🌤

Modern Data Stack Accelerator

Book an office hour appointment to discuss if the Modern Data Stack Accelerator or other CalData service offerings are right for you.

Overview

The Modern Data Stack Accelerator (MDSA) is a practical approach to help departments rapidly adopt modern cloud-based data tools while working on a data challenge they want to solve.
Move from siloed data to integrated data in order to build trust in your organization's data
Your department may struggle to combine data across systems and/or continue to rely on painful and manual processes to do so. This manual effort costs time and diverts staff from higher value work. Or your department may be struggling with how to best acquire and use modern data tools.
The Modern Data Stack Accelerator will help empower your team to use modern data tools effectively. Our goal is to demystify what building a modern data stack means, including:
  1. 1.
    architecting and procuring data stack components,
  2. 2.
    creating a culture of data operations across a team,
  3. 3.
    developing repeatable, automated, and observable processes, and
  4. 4.
    staffing to maintain a modern data stack.
This service relies on advances in cloud data warehouses (e.g. Snowflake, Google BigQuery, Microsoft Azure, Redshift, etc) and complementary data services that make it easier, faster, and cheaper to provide data that is highly available, robust, and agile.
This accelerator starts with a real business problem where supporting data has traditionally been difficult to combine and/or clean up. Using modern data tools in our environment, combined with training and consultation, your team will learn how to transform and automate this process.
The goal of this service is to build your team’s capacity to use the modern data stack and be ready to move from demonstration to production. This is a new service and our team is looking for partners willing to experiment and learn with us.
Watch a brief 9 minute presentation on the Modern Data Stack Accelerator to hear more about this service
Visit our showcase to see an example of a modern data stack deployment

How this service can help your department

This service can help your department tackle difficulties with:
  • Combining multiple datasets efficiently and automatically for analysis and reporting
  • Automating manual data quality efforts for high visibility analyses or reporting
  • Moving, querying, and analyzing large datasets
  • Assessing or trying new data tools to see if they work for your before making an investment
Four panels with icons representing the preceding list of difficulties the Modern Data Stack Accelerator can help with. There is one panel for each difficulty on a dark blue background with the same text as in the above list items.

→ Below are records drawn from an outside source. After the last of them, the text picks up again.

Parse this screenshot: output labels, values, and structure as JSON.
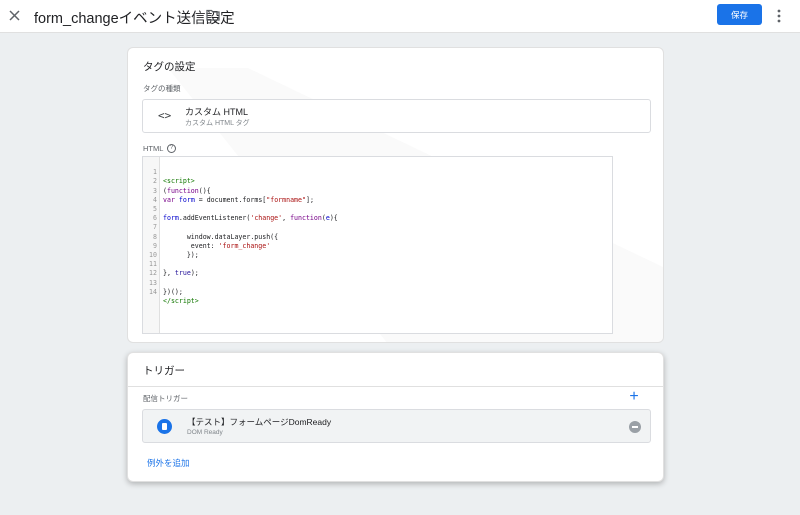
{
  "header": {
    "title": "form_changeイベント送信設定",
    "save_label": "保存"
  },
  "tag_card": {
    "title": "タグの設定",
    "type_label": "タグの種類",
    "type_icon": "<>",
    "type_name": "カスタム HTML",
    "type_sub": "カスタム HTML タグ",
    "html_label": "HTML",
    "help_icon": "?"
  },
  "code": {
    "line_numbers": [
      "1",
      "2",
      "3",
      "4",
      "5",
      "6",
      "7",
      "8",
      "9",
      "10",
      "11",
      "12",
      "13",
      "14"
    ]
  },
  "trigger_card": {
    "title": "トリガー",
    "firing_label": "配信トリガー",
    "add_icon": "+",
    "trigger_name": "【テスト】フォームページDomReady",
    "trigger_type": "DOM Ready",
    "add_exception": "例外を追加"
  }
}
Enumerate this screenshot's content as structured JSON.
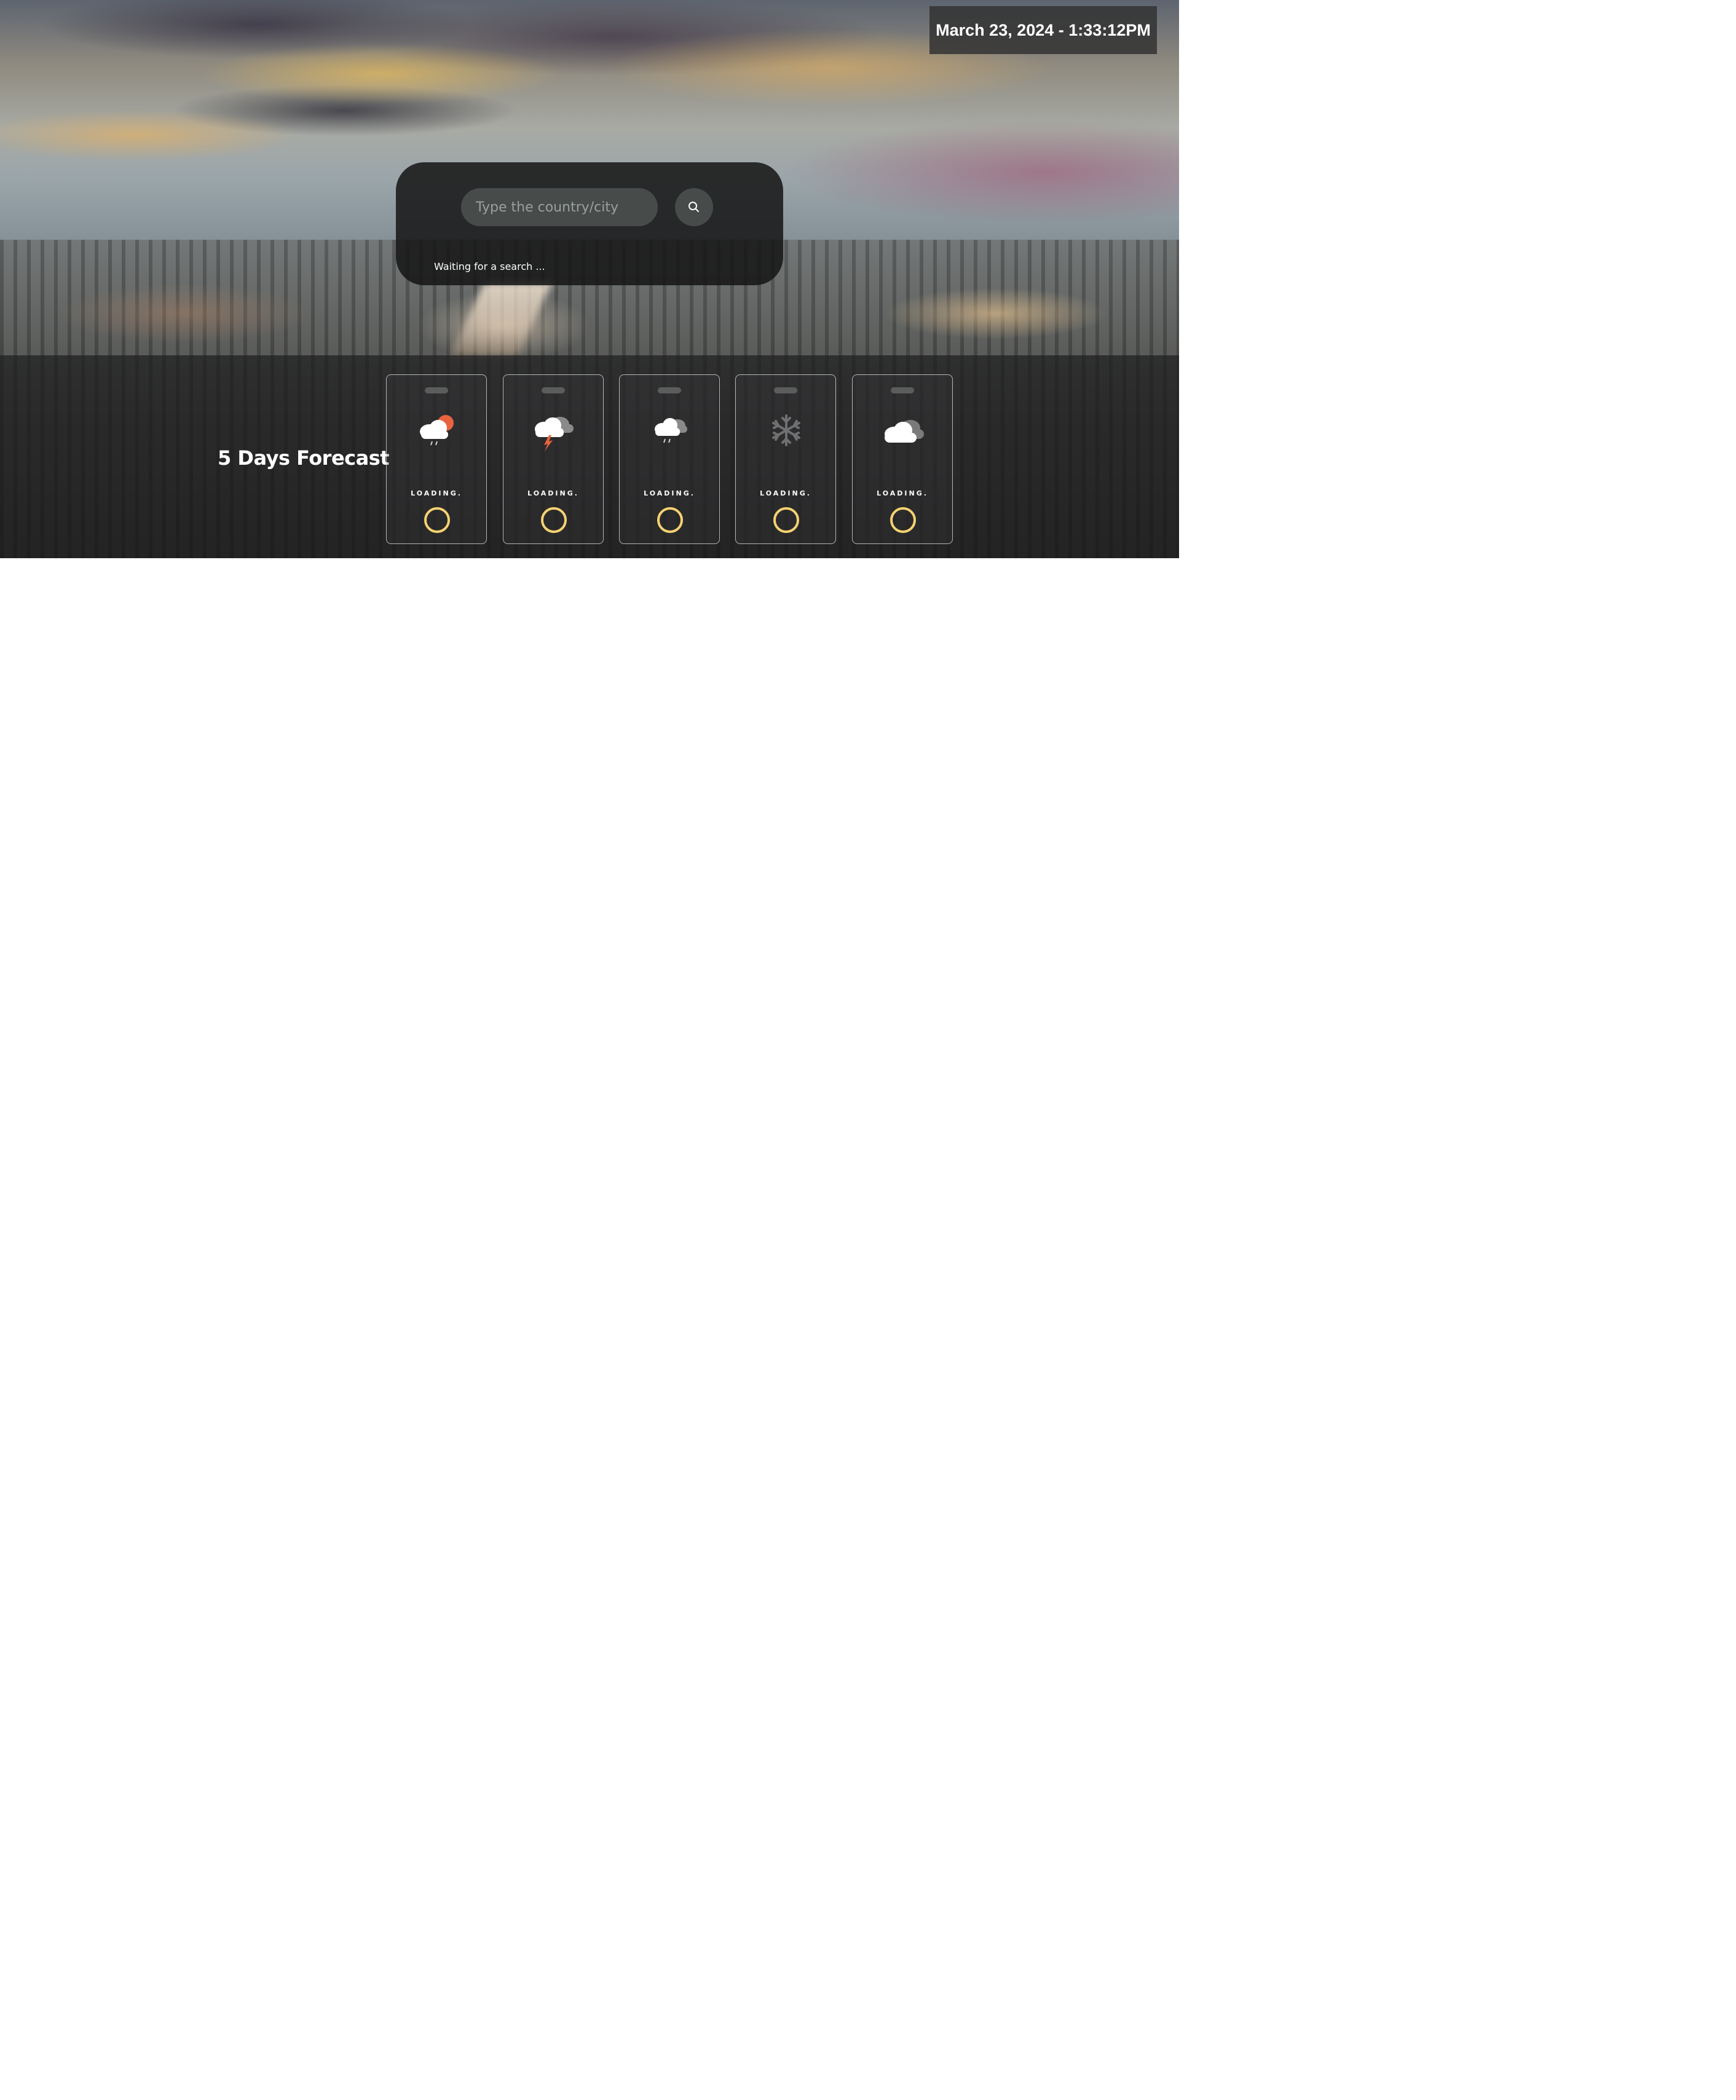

Who is a good fit for this service

This service requires participation from your data team, IT, and a program area. This is a holistic service that works across your department teams to empower modern data use.
This service is a good fit for organizations that have a real data question to address and:
  1. 1.
    have been struggling with developing trustworthy sources of data and are ready to try something new,
  2. 2.
    are open to consciously experimenting and learning together with CalData staff, and
  3. 3.
    are interested in or have already started investing in cloud data warehouses (like Snowflake, Google BigQuery, Microsoft Azure or Redshift to name a few)
Three panels representing the 3 listed items above. From left to right, first with an icon of a person pushing a boulder up a bar chart, the second a beaker and test tube, and third a database with a cloud behind it.
This service would NOT be a good fit for:
  • Programs looking to set up technology without their organization’s IT support. The Office of Data and Innovation (ODI) is helping you to identify solutions that can be embraced by the organization. Our service is to accelerate learning and adoption, not to provide ongoing support.
  • Organizations that want to outsource their data work. Adopting the modern data stack is more than just tools. While you can use systems integrators and contractors, the focus of this service is to empower state staff with improved access to data and modern tools to work with that data.
  • Organizations that don’t have authority to access or use the data in question. If you depend on data from another organization, that’s okay. You just need to be certain that it can be shared as part of the project. See the Interagency Data Exchange Agreement (IDEA) for more on data sharing agreements.
If you’re unsure about your fit for this accelerator, book office hours or send us your question. We’re happy to advise!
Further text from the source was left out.